Publié le 1er novembre 2025 à 10h20. Après avoir vaincu un cancer du sein, Kat Denisi, une Écossaise de 35 ans, se bat désormais contre les effets d’une ménopause provoquée médicalement, un effet secondaire souvent négligé des traitements contre le cancer.
- Kat Denisi a subi une ménopause artificielle pour empêcher les hormones d’alimenter sa tumeur, en plus de radiothérapies et de chimiothérapies éprouvantes.
- Bien que guérie, elle souffre de symptômes intenses de la ménopause, comme des bouffées de chaleur, une sécheresse vaginale et de l’anxiété, sans bénéficier du même suivi médical qu’elle avait pendant son traitement.
- Des experts soulignent le manque de sensibilisation à cette “ménopause accidentelle” et plaident pour un meilleur accompagnement des femmes concernées.
Pour Kat Denisi, la bataille contre le cancer du sein, diagnostiqué à l’âge de 32 ans, n’a pas pris fin avec la rémission. La scénographe, installée à Édimbourg, doit aujourd’hui faire face aux conséquences d’une ménopause induite par les traitements, un effet secondaire souvent sous-estimé et mal compris. Afin d’empêcher les hormones d’alimenter la tumeur, les médecins ont opté pour une ménopause médicalement provoquée, à laquelle se sont ajoutées des séances de radiothérapie et de chimiothérapie.
Si Kat reconnaît la nécessité de ces traitements, elle se sent aujourd’hui délaissée face aux symptômes persistants de la ménopause. Elle décrit une expérience difficile, marquée par une sécheresse vaginale douloureuse, des bouffées de chaleur intenses et une anxiété grandissante.
« Parfois, la ménopause est pire », confie-t-elle. « Quand vous avez des symptômes de cancer, les médecins vous donnent tout ce qu’ils ont pour résoudre le problème. Ils prennent très bien soin de vous pendant la chimio et après les opérations, et vous bénéficiez de contrôles constants. Mais une fois que tout cela est terminé, c’est à ce moment-là qu’ils vous lâchent. Personne ne m’a parlé de la ménopause, et on ne sait pas ce qui arrive à son corps. »
Kat Denisi, patiente
La ménopause, processus naturel marquant la fin des règles, survient généralement entre 45 et 55 ans, avec un âge moyen de 51 ans. Les symptômes varient considérablement d’une femme à l’autre et peuvent affecter le bien-être physique et mental. La ménopause médicalement provoquée, en revanche, peut survenir brutalement, entraînant des symptômes particulièrement intenses, parfois qualifiés de “ménopause accidentelle”.

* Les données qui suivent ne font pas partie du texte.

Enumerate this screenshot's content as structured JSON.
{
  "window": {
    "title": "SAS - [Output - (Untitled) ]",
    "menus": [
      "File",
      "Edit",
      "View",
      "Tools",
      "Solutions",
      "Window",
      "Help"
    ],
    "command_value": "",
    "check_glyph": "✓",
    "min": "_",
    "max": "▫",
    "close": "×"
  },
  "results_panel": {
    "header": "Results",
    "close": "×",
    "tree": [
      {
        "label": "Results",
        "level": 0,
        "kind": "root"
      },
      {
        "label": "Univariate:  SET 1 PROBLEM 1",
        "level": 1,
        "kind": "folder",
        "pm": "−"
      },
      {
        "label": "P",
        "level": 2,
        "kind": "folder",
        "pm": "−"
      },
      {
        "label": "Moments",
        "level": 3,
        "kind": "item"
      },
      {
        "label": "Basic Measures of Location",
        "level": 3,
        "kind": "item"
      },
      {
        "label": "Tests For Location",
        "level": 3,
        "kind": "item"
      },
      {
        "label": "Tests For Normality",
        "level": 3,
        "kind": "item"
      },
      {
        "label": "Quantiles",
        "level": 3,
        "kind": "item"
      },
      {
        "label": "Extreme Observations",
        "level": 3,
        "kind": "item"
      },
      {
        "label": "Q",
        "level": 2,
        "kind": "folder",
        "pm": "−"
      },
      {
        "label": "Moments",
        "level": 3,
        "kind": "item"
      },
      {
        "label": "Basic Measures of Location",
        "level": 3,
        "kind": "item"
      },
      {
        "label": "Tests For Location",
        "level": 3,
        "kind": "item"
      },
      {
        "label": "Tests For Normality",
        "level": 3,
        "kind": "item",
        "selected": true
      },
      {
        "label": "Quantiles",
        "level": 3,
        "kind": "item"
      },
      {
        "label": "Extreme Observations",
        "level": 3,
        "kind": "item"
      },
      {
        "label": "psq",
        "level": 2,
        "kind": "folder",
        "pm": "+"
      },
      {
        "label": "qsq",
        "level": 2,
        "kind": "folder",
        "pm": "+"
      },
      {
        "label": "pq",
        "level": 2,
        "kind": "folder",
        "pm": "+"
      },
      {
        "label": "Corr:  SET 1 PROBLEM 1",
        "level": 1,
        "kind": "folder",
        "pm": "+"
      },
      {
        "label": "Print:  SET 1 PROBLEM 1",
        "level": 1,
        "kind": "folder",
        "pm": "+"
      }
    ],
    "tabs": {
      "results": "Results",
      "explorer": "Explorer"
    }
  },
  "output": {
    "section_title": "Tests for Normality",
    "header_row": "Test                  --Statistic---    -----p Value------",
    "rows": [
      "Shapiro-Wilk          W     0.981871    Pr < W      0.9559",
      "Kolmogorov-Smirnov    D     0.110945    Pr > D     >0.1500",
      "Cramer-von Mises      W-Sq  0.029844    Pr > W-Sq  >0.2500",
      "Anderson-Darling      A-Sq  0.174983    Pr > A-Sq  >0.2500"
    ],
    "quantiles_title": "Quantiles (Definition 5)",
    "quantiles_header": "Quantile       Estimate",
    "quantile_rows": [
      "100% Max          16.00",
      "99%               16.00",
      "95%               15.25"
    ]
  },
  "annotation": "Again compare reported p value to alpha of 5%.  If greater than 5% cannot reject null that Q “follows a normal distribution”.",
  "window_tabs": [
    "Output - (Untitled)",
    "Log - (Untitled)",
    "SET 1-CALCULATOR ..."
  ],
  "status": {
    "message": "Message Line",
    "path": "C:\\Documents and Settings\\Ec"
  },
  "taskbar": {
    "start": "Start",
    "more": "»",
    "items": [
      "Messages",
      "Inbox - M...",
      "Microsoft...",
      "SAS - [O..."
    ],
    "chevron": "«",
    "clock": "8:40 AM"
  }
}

Kat, qui reçoit des injections induisant la ménopause depuis quatre ans, souffre d’une perte de libido, d’anxiété et de bouffées de chaleur sévères. Elle explique que l’absence de prise en charge spécifique est particulièrement frustrante. L’hormonothérapie substitutive (THS), souvent utilisée pour soulager les symptômes de la ménopause, n’est pas une option pour elle, car les œstrogènes peuvent stimuler la croissance des cellules cancéreuses du sein.
Dame Laura Lee, directrice générale de l’association caritative contre le cancer Maggie’s, souligne le manque de sensibilisation à cette problématique.
« La ménopause accidentelle peut être brutale pour de nombreuses femmes atteintes de cancer, mais la sensibilisation est terriblement faible. Nous devons faire la même chose pour la ‘ménopause accidentelle’ que pour la ménopause en général – faire savoir aux gens que nous sommes là pour les accompagner pendant le traitement contre le cancer et tout ce que cela implique, y compris la ménopause accidentelle. Si nous poursuivons la conversation, davantage de femmes, leurs amis et leur famille pourront identifier les signes et symptômes et obtenir l’aide dont elles ont besoin. »
Dame Laura Lee, directrice générale de Maggie’s
Kat déplore le manque de compréhension de son entourage. Elle explique que les gens s’attendent à ce qu’elle retrouve une vie normale après son traitement, sans réaliser l’impact durable de la ménopause provoquée. Elle espère que son témoignage permettra de briser le silence et d’améliorer la prise en charge des femmes confrontées à cette situation.
« C’est fou combien de personnes ne savent pas que beaucoup de jeunes femmes qui ont eu un cancer sont soumises à cette ménopause provoquée », ajoute-t-elle. « Je veux juste crier sur les toits ce que c’est parce que si votre famille ne le sait pas, elle ne peut pas vous aider. »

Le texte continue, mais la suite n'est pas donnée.